The long-trumpeted ‘Freedom Day’ of 21 June – when we can all express gratitude to our glorious leaders for allowing us to exercise civil liberties that are a right in free, democratic societies – is now predictably in doubt courtesy of the latest invented variant; but the benevolent Prof. Michie evidently has the good grace to keep selflessly planning our futures on our behalf, bless her. And if her recommended sacrifice of individual freedoms, opposition and dissent for the greater, communal good sounds suspiciously…well…Communist, perhaps it’s no real surprise to discover that Prof. Michie is a leading light in the Communist Party of Great Britain and was – according to ‘The Spectator’ – known as ‘Stalin’s Nanny’ whilst an Oxford student, which sounds a suitably cuddly nickname; she was also once married to one of Comrade Corbyn’s advisers. When you’re made aware of all that, her notion that we should remain isolated in social bubbles until kingdom come and suppress any questioning of lockdown wisdom doesn’t seem so radical; it just feels very Soviet – or, more fittingly, Chinese.
Implementing a pandemic strategy developed by a Communist State in Western democracies – and witnessing the complete compliance of the populace – must have filled Susan Michie’s heart with joy.
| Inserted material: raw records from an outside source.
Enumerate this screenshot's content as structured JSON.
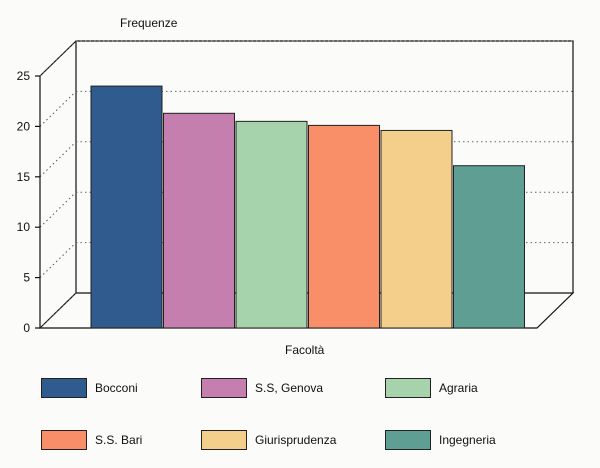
{
  "chart_data": {
    "type": "bar",
    "title": "",
    "ylabel": "Frequenze",
    "xlabel": "Facoltà",
    "ylim": [
      0,
      25
    ],
    "yticks": [
      0,
      5,
      10,
      15,
      20,
      25
    ],
    "grid": true,
    "categories": [
      "Bocconi",
      "S.S, Genova",
      "Agraria",
      "S.S. Bari",
      "Giurisprudenza",
      "Ingegneria"
    ],
    "values": [
      24,
      21.3,
      20.5,
      20.1,
      19.6,
      16.1
    ],
    "colors": [
      "#2f5b8e",
      "#c57fae",
      "#a7d3ac",
      "#f98f69",
      "#f4cf8b",
      "#5f9e92"
    ],
    "legend_position": "bottom"
  }
}
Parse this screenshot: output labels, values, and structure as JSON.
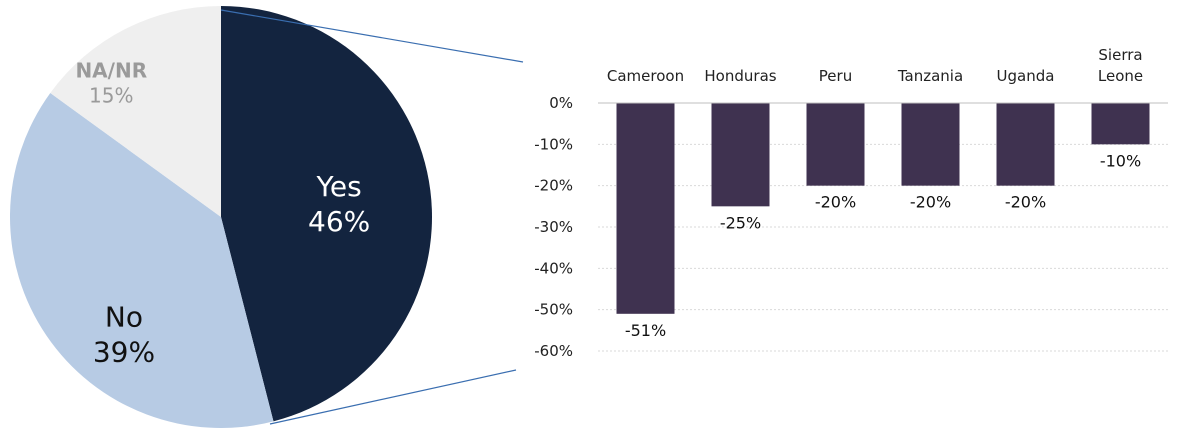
{
  "chart_data": [
    {
      "type": "pie",
      "categories": [
        "Yes",
        "No",
        "NA/NR"
      ],
      "values": [
        46,
        39,
        15
      ],
      "value_labels": [
        "46%",
        "39%",
        "15%"
      ],
      "colors": [
        "#13243f",
        "#b7cbe4",
        "#efefef"
      ],
      "label_colors": [
        "#ffffff",
        "#111111",
        "#9a9a9a"
      ]
    },
    {
      "type": "bar",
      "categories": [
        [
          "Cameroon"
        ],
        [
          "Honduras"
        ],
        [
          "Peru"
        ],
        [
          "Tanzania"
        ],
        [
          "Uganda"
        ],
        [
          "Sierra",
          "Leone"
        ]
      ],
      "values": [
        -51,
        -25,
        -20,
        -20,
        -20,
        -10
      ],
      "value_labels": [
        "-51%",
        "-25%",
        "-20%",
        "-20%",
        "-20%",
        "-10%"
      ],
      "ylim": [
        -60,
        0
      ],
      "yticks": [
        0,
        -10,
        -20,
        -30,
        -40,
        -50,
        -60
      ],
      "ytick_labels": [
        "0%",
        "-10%",
        "-20%",
        "-30%",
        "-40%",
        "-50%",
        "-60%"
      ],
      "grid": true,
      "bar_color": "#3f3250"
    }
  ],
  "callout_line_color": "#3a6eb0"
}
She’d praised China’s hardline approach in a tweet even before the West copied the model, and the overnight media careers of previously (and rightly) anonymous boffins that the implementation of this model gave rise to are something that many of them are clearly reluctant to relinquish – Prof. Michie included. Well, I don’t think I have any other unread Huxley novels standing on my special shelf, though perhaps I won’t need to read them if I have; I’ll just take a cursory glance at the news headlines, for there are the latest works by Huxley, and Orwell, and JG Ballard; turns out they weren’t novelists after all – just journalists with crystal balls.